In the run up to the vote, critics charge the city has yet to have a stakeholders meeting, as it would with zoning matters, in which residents are able to voice their opinions.
“I don’t understand the hurry,” said Martha Ainsworth, executive secretary of the Sherwood Manor Civic Association, which represents a neighborhood just outside Bowie city limits that abuts Melford. “Why would we want to rush this through? Why would we want to make up our minds between now and March?”
A stakeholders meeting on the Melford plan isn’t required under Bowie’s rules as the city isn’t considering a rezoning but a change to existing agreements, known as covenants, on the site, said Una Cooper, a city spokeswoman.
Mike McArdle of Bowie, who ran unsuccessfully for mayor in 2000, said that although it isn’t required under the city charter, officials should still hold a meeting.
“It might be legally permissible but it’s certainly not a way to build consensus on something this massive to the city’s economic development plan,” he said.
City officials contend there have been two council meetings during which the public could comment on the issue and the upcoming March meeting will offer a third opportunity.
“When people suggest people are making back-room deals, that’s absolutely untrue,” Bowie Mayor G. Frederick Robinson said.
During a Sept. 18 meeting, the council authorized city staff to start looking at mixed-use development ideas with the developer. In a Jan. 7 meeting, the council voted 6-to-1 to move forward with a plan to allow housing, with Councilman Dennis Brady (At Large) the sole dissenting voice.
The speed with which the council is moving forward is frustrating, Brady said.
“We strive to put the bar as high as possible,” he said. “On this, we’ve seem to have put it on the ground so people can step over it.”
A study commissioned by St. John Properties found that Melford was at about 62 percent occupancy as of fall 2012, down from 66 percent in 2011 and below the county-occupancy average of about 79 percent. Currently, there is 1.5 million square feet office space at Melford, but at full build out, the project is expected to be 4.8 million square feet.

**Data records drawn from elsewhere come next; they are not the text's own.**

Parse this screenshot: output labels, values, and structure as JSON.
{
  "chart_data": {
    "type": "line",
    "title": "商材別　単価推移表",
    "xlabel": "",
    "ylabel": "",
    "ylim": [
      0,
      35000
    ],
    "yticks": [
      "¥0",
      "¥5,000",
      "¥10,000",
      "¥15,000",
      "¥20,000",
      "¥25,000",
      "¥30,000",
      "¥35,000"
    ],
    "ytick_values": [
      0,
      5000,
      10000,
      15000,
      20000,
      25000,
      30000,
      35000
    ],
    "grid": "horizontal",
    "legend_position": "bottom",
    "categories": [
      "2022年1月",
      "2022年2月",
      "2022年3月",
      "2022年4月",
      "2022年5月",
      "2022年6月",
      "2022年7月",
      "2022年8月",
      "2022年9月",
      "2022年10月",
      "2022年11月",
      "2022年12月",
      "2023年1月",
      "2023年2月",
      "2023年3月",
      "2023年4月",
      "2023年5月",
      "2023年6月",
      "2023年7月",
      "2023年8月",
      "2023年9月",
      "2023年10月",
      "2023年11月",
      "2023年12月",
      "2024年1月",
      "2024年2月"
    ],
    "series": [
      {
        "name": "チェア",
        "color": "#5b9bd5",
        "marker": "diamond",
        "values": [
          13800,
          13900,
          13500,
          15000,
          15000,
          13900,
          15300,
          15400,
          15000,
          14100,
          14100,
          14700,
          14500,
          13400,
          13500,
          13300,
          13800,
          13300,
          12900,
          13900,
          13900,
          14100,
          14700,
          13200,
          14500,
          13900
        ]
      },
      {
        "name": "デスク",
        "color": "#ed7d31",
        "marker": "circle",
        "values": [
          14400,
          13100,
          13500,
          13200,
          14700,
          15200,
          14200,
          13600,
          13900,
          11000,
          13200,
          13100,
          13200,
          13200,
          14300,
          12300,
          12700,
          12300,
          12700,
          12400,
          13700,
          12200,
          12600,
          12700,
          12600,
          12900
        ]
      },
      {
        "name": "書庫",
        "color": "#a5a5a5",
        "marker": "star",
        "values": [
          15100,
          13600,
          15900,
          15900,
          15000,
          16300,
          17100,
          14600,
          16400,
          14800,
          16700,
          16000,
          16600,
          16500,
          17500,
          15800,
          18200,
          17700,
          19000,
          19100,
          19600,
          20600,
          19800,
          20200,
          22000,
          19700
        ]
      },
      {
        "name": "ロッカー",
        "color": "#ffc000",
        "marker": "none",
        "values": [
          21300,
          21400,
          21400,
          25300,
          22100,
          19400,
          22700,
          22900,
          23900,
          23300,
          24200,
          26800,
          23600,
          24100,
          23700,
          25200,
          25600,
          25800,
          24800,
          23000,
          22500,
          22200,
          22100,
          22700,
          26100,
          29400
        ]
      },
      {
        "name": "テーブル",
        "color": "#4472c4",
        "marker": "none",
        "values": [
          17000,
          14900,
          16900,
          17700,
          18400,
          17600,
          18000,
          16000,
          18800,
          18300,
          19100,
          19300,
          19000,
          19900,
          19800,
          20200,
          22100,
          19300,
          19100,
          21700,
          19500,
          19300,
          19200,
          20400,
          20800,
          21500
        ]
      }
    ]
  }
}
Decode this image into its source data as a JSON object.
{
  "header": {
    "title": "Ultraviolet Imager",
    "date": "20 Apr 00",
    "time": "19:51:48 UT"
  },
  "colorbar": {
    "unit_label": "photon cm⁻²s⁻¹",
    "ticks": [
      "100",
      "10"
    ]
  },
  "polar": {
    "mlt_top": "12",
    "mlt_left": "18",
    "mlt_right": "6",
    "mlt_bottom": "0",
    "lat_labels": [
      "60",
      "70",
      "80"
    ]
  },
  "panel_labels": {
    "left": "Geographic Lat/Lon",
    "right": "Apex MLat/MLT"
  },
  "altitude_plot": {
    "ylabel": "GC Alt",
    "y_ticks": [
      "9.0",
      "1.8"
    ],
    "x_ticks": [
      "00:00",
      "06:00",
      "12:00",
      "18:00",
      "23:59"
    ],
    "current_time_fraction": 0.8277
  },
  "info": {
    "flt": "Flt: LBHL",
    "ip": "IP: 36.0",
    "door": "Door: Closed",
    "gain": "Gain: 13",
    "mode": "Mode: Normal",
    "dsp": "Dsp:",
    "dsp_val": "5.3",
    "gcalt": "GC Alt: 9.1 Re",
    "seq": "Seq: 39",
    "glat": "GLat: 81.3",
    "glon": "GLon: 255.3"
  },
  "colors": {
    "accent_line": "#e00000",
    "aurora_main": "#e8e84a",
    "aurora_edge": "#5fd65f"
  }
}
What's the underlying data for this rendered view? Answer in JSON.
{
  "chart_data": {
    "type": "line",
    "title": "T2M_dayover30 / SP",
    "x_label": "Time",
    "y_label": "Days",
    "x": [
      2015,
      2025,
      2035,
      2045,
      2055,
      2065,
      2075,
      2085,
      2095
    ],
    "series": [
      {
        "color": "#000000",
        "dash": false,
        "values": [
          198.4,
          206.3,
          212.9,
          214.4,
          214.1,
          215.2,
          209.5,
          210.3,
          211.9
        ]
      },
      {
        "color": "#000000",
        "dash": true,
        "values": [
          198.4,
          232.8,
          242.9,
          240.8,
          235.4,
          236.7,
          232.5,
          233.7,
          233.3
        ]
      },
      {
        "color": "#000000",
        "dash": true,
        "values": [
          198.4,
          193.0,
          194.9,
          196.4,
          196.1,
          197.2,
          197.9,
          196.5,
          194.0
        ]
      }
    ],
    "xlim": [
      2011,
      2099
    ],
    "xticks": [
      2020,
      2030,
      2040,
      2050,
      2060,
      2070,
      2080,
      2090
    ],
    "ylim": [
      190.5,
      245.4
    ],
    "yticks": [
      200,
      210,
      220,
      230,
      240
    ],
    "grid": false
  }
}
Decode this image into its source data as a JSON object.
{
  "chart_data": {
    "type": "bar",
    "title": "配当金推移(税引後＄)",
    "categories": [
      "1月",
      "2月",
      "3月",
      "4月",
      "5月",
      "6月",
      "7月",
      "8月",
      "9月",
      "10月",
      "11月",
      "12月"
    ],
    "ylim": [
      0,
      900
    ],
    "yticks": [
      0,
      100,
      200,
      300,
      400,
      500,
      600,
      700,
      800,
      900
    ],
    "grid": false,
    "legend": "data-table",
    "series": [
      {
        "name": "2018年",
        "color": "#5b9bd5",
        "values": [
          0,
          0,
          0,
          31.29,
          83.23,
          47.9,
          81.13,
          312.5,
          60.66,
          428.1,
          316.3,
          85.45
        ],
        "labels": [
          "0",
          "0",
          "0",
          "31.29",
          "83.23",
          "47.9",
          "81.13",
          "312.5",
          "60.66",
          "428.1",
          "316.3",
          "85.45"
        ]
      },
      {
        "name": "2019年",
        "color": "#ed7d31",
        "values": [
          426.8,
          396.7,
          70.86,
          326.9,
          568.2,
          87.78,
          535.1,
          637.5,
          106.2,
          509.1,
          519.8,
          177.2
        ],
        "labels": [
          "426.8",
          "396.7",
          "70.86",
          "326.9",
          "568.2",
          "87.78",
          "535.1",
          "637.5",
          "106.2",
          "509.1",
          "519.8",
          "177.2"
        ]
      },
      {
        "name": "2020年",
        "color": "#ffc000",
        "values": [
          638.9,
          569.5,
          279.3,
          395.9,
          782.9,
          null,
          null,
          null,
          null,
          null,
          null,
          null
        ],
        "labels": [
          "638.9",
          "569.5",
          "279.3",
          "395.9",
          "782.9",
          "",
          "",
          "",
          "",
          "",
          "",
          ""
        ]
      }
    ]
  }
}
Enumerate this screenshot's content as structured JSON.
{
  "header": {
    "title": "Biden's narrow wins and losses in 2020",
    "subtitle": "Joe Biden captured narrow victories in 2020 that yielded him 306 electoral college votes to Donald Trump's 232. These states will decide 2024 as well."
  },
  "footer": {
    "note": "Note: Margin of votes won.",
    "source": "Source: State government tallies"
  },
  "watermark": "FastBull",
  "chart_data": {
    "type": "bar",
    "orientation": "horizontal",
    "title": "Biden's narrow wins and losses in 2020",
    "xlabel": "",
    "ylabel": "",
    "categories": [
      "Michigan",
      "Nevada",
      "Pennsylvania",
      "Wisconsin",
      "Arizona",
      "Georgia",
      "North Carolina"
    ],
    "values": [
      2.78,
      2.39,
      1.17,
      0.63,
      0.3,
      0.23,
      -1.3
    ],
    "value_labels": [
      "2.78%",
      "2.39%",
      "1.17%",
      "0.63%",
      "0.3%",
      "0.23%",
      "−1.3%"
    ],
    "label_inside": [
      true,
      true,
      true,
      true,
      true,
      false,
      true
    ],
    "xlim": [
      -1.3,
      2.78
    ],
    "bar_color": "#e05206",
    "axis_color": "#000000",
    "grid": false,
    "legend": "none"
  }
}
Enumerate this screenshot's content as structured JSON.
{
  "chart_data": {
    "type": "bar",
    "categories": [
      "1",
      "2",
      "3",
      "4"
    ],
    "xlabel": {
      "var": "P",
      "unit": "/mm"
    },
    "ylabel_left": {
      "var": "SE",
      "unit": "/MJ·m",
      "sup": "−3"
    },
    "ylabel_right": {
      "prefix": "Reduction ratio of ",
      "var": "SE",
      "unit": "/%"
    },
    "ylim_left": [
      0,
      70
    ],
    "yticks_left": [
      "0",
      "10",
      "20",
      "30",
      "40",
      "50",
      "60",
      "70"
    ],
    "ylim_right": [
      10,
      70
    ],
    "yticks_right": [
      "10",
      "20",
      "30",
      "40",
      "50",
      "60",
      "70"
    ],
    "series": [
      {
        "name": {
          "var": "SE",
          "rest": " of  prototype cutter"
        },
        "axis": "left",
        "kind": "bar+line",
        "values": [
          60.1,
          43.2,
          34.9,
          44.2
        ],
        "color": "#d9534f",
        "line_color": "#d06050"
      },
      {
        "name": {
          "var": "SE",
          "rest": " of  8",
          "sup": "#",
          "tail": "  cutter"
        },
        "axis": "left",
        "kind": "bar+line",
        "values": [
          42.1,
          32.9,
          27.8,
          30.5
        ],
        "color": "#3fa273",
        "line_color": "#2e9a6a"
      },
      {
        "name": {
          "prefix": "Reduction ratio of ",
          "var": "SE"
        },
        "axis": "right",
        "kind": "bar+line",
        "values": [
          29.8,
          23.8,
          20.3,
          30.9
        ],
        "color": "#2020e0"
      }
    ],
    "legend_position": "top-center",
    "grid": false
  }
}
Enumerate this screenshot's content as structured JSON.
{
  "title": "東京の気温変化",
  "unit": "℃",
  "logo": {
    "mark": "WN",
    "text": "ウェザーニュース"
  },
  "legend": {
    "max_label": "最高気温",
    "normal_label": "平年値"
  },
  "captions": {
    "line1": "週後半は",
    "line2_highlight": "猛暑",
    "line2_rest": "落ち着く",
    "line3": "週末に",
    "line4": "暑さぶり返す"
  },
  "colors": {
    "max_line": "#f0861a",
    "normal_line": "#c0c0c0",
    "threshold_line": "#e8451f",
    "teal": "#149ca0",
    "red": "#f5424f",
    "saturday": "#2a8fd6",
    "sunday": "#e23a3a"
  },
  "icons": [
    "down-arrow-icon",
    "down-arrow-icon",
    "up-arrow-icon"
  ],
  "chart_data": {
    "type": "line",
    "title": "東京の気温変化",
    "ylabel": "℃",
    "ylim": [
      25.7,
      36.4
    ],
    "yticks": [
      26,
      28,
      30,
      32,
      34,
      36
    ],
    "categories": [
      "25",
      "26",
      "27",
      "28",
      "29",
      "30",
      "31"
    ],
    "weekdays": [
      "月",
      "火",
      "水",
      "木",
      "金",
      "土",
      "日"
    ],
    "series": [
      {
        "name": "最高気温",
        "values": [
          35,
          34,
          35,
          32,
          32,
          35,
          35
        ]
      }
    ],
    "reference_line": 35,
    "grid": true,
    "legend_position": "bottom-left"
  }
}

Some residents, including Brady, contend the city should have its own study on the viability of the original business park vision. They also say the city has failed to analyze the impact of adding about 2,500 new housing units to the city, effectively increasing the number of homes in Bowie by about 10 percent.
The city should examine the impact on traffic, police staffing, trash pickup and other city services prior to moving forward, McArdle said.
“You’ve got any number of structural factors that would need to be aligned from a community planning aspect,” he said.
Such discussion will take place as St. John Properties develops its vision of a Melford Village; however, the developer needs the covenant change to justify the expense of developing plans for the site, Robinson said.
“All of these questions will be addressed,” he said.